The atmospheric science community recently has begun to appreciate more fully the impacts of land-surface characteristics and processes on weather and climate. Observational and modeling studies have demonstrated this importance on a full range of temporal and spatial scales. Recognizing the need to more adequately simulate land-surface processes in mesoscale models, the National Centers for Environmental Prediction Environmental Modeling Center recently implemented a modern land-surface parameterization scheme in the mesoscale Eta model, the primary operational numerical weather prediction system for providing short-term forecast guidance to the National Weather Service. To facilitate better the new land-surface scheme, changes were also made to the atmospheric surface layer scheme. These new schemes became operational on 31 January 1996. On 18 February 1997, several changes were made to the new schemes to improve their ability to simulate the fluxes of heat and water vapor from the land-surface--processes that are critical in determining the diurnal evolution of the planetary boundary layer (PBL).

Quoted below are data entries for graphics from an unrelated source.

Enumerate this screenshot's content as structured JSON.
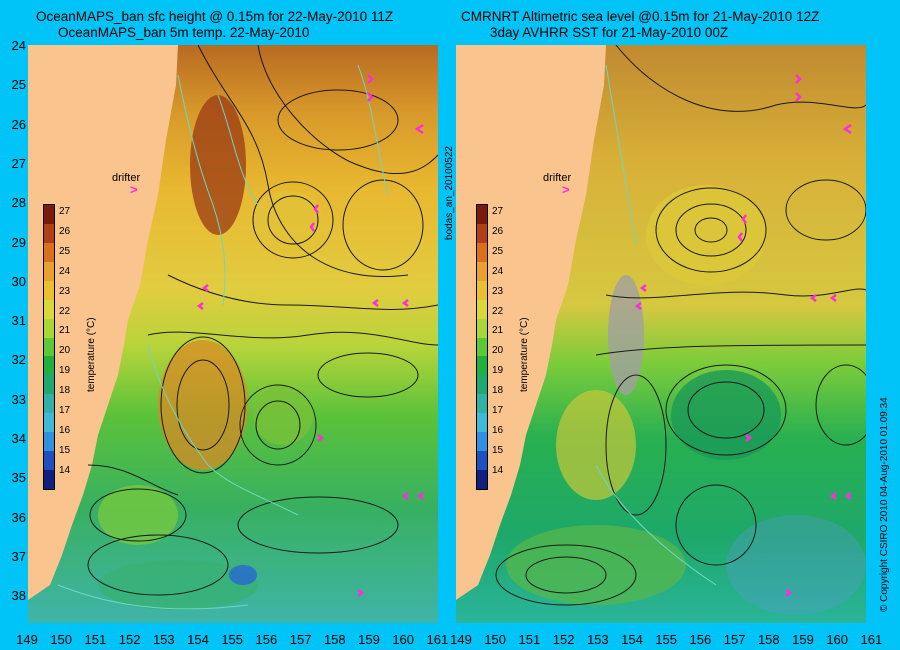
{
  "titles": {
    "left_line1": "OceanMAPS_ban sfc height @ 0.15m for 22-May-2010 11Z",
    "left_line2": "OceanMAPS_ban 5m temp. 22-May-2010",
    "right_line1": "CMRNRT Altimetric sea level  @0.15m  for 21-May-2010 12Z",
    "right_line2": "3day AVHRR SST for 21-May-2010 00Z"
  },
  "axes": {
    "lat_labels": [
      "24",
      "25",
      "26",
      "27",
      "28",
      "29",
      "30",
      "31",
      "32",
      "33",
      "34",
      "35",
      "36",
      "37",
      "38"
    ],
    "lon_labels_left": [
      "149",
      "150",
      "151",
      "152",
      "153",
      "154",
      "155",
      "156",
      "157",
      "158",
      "159",
      "160",
      "161"
    ],
    "lon_labels_right": [
      "149",
      "150",
      "151",
      "152",
      "153",
      "154",
      "155",
      "156",
      "157",
      "158",
      "159",
      "160",
      "161"
    ],
    "lat_range": [
      24,
      38.3
    ],
    "lon_range": [
      149,
      161
    ]
  },
  "colorbar": {
    "ticks": [
      "27",
      "26",
      "25",
      "24",
      "23",
      "22",
      "21",
      "20",
      "19",
      "18",
      "17",
      "16",
      "15",
      "14"
    ],
    "label": "temperature (°C)",
    "colors": [
      "#7a1a0a",
      "#b0401a",
      "#d8701e",
      "#e8a030",
      "#e8c030",
      "#d8d838",
      "#a8d838",
      "#5cc838",
      "#20b040",
      "#20a870",
      "#30b0a8",
      "#40b8d8",
      "#3090e0",
      "#2050c0",
      "#102080"
    ]
  },
  "annotations": {
    "drifter_label": "drifter",
    "drifter_symbol": ">",
    "run_id": "bodas_an_20100522",
    "copyright": "© Copyright CSIRO 2010   04-Aug-2010 01:09:34"
  },
  "colors": {
    "land": "#f9c48e",
    "background": "#00c4f8",
    "drifter": "#ff2dd8",
    "contour": "#1a1a1a",
    "contour_shallow": "#6fd6c0"
  }
}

The purpose of this study is to evaluate the performance of the new schemes using Oklahoma Mesonet observations. Three months of operational model data have been compared with Mesonet observations. Three months of operational model data have been compared with Mesonet observations -- May, June, and July of 1997. Model fields of soil moisture and soil temperature are examined. To understand how possible inadequacies in the simulation of land-surface variables adversely affects the thermodynamic structure of the model PBL, surface energy fluxes are examined in detail at the grid point corresponding to the Mesonet site at Norman, OK (NORM). For this study, special instruments were installed at NORM for estimating surface energy fluxes. Additionally, model fields of shelter-level air temperature and specific humidity are compared to Mesonet observations across Oklahoma. The vertical structure of the model PBL is compared with rawinsonde observations.

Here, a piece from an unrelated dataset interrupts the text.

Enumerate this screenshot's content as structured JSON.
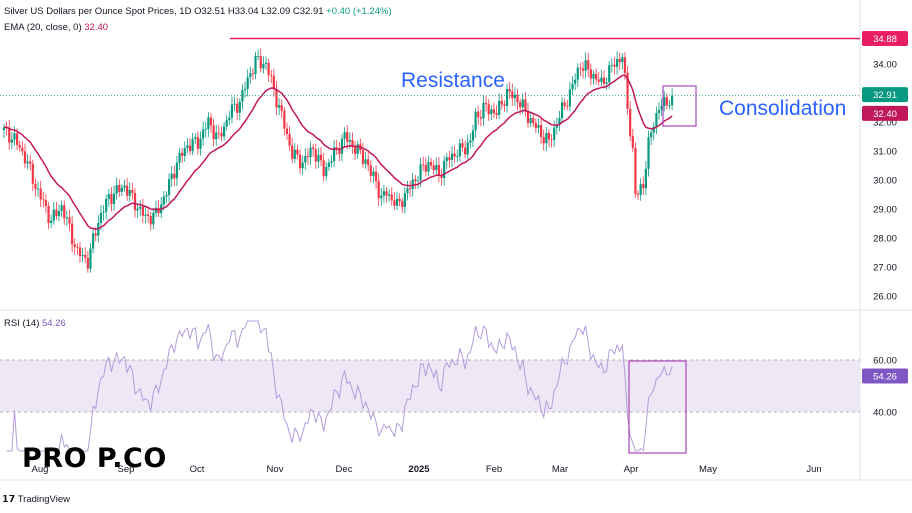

Results show that during the time of this study, there was a severe positive bias in top-layer soil moisture, primarily because of the initialization approach. An excess of net radiation at the surface, partly because of a positive bias in downward shortwave radiation also appears. For numerous reasons, ground heat flux appears to be underestimated during the daylight hours by the Eta model. Because the land-surface scheme is constrained by energy balance, the excess net radiation and underestimated ground heat flux result in too much available energy for turbulent fluxes (i.e., sensible and latent heat flux). The severe positive bias in soil moisture serves to partition much of this excess toward overestimated latent heat flux. Evidence is also presented to suggest the possibility that entrainment is underestimated at the top of the model PBL. The net result of the model inadequacies outlined herein was a PBL that was often too cool, too moist, and too shallow. Thus, the resulting errors in the thermodynamic structure of the PBL can have serious consequences on model stability indices and the prediction of warm season precipitation.

Future work is outlined that will address the model inadequacies documented in this thesis. This work includes the development of a new Land Data Assimilation System (LDAS) for the operational Eta model, and possible testing of a new scheme for vertical diffusion in the PBL.